De kapers bleven ongeveer vier weken, graven door de as, op zoek naar voortvluchtig Spaans in de heuvels, en plunderden de kleine eilanden in de baai waar velen hun schatten hadden gestuurd. Toen het werd opgeteld, was het niet zo groot als velen hadden gehoopt, maar er was nog steeds behoorlijk wat plundering en elke man ontving zijn deel. Er waren 175 muilezels nodig om de schat terug te brengen naar de Atlantische kust, en er waren talloze Spaanse gevangenen - om door hun families te worden vrijgekocht - en ook veel zwarte slaven die konden worden verkocht. Veel van de gewone soldaten waren teleurgesteld over hun aandelen en gaven Morgan de schuld voor het bedriegen. De schat was verdeeld aan de kust en de kapers gingen hun eigen weg na het vernietigen van het fort San Lorenzo.

Nasleep van de zak van Panama

Morgan keerde in april 1671 terug naar Jamaica om een ​​held te verwelkomen. Zijn mannen vulden opnieuw de hoerenhuizen en saloons van Port Royal. Morgan gebruikte zijn gezonde deel van de opbrengst om nog meer land te kopen: hij was inmiddels een rijke landeigenaar in Jamaica.

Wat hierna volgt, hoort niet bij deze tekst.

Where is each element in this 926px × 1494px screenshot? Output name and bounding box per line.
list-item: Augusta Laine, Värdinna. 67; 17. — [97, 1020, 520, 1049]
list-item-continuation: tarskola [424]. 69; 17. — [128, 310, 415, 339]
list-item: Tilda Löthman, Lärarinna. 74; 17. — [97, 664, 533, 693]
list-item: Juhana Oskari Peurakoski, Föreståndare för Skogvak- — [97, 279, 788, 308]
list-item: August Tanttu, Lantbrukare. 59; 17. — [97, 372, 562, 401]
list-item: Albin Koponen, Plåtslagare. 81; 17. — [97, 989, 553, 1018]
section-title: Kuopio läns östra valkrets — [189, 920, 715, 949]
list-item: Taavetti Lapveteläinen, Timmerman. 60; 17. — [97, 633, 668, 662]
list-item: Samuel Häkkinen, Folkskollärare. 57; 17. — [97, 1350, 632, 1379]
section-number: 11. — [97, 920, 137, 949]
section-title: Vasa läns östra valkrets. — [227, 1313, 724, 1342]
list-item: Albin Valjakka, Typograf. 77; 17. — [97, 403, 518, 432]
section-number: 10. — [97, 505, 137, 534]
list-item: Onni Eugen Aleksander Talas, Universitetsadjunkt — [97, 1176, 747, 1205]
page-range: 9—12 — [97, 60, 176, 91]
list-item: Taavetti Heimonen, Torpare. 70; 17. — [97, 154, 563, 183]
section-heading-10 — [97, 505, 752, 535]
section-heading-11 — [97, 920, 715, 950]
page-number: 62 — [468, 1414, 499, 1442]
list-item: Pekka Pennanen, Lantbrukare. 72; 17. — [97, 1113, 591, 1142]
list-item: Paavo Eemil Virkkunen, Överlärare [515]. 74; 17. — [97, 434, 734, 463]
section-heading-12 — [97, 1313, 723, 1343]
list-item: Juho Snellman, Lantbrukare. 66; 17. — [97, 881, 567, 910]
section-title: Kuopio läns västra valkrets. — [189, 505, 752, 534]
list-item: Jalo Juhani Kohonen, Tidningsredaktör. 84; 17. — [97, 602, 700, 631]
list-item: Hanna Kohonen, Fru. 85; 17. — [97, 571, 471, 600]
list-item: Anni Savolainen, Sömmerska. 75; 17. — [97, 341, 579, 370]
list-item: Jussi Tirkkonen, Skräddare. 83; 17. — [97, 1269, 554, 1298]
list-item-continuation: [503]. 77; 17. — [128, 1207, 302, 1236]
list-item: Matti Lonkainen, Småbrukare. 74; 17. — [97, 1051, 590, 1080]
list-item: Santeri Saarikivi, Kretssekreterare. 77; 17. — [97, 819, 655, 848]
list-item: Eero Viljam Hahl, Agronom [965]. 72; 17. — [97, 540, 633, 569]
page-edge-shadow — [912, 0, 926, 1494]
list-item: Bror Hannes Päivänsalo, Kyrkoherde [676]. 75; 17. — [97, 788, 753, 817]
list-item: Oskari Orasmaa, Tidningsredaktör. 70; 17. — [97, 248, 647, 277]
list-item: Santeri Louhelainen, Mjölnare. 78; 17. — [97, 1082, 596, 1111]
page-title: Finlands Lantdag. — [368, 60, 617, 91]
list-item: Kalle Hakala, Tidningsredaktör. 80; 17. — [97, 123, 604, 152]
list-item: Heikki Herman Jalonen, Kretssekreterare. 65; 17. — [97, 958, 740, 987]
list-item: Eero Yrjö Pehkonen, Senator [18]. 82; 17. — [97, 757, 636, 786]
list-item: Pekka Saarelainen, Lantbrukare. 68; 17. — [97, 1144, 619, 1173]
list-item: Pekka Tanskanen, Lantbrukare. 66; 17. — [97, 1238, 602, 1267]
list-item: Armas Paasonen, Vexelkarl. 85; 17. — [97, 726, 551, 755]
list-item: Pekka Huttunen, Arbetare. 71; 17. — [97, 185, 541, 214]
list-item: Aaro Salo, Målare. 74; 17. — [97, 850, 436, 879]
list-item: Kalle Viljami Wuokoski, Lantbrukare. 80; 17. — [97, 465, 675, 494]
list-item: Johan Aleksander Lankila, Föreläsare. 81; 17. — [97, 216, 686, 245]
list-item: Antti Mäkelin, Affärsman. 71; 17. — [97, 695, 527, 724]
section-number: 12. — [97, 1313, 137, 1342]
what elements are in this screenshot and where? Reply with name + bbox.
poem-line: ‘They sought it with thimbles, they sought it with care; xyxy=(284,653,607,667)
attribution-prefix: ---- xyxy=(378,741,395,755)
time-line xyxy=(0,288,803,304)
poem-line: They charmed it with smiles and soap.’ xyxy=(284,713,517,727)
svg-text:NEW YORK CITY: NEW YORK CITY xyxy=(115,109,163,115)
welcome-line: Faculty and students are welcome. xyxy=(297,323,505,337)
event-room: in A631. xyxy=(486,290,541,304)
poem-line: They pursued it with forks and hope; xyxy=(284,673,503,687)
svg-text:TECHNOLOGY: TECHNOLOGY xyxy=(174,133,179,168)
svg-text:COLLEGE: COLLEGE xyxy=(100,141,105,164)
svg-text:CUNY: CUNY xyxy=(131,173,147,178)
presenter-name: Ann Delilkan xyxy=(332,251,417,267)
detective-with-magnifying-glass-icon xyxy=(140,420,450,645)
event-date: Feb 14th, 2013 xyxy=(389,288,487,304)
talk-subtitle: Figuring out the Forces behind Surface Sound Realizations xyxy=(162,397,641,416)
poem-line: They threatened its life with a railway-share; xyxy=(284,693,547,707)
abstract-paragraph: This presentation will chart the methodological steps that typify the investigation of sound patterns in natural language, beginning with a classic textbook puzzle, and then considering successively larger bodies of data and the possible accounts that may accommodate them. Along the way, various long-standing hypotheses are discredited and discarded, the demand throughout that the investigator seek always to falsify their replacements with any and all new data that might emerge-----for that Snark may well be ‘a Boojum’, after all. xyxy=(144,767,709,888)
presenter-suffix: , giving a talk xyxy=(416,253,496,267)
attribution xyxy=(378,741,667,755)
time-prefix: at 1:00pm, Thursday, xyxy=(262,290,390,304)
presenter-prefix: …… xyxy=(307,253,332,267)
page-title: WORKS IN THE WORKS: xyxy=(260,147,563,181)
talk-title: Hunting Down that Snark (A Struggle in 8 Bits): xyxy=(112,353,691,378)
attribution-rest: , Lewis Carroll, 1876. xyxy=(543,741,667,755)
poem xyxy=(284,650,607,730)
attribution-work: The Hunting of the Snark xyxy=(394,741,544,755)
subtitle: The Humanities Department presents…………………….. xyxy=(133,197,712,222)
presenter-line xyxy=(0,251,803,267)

Terug in Europa was Spanje woedend. Morgan's inval heeft de betrekkingen tussen de twee landen nooit ernstig in gevaar gebracht, maar er moest iets worden gedaan. De gouverneur van Jamaica, Sir Thomas Modyford, werd teruggeroepen naar Engeland en moest antwoorden voor het verlenen van toestemming aan Morgan om de Spanjaarden aan te vallen. Hij werd echter nooit zwaar gestraft en werd uiteindelijk als Chief Justice teruggestuurd naar Jamaica.

Hoewel Morgan terugkeerde naar Jamaica, hing hij zijn mes en geweer voorgoed op en leidde nooit meer privé-invallen. Hij bracht het grootste deel van zijn resterende jaren door met het helpen versterken van de verdediging van Jamaica en het drinken met zijn oude oorlogsmaatjes. Hij stierf in 1688 en kreeg een staatsbegrafenis.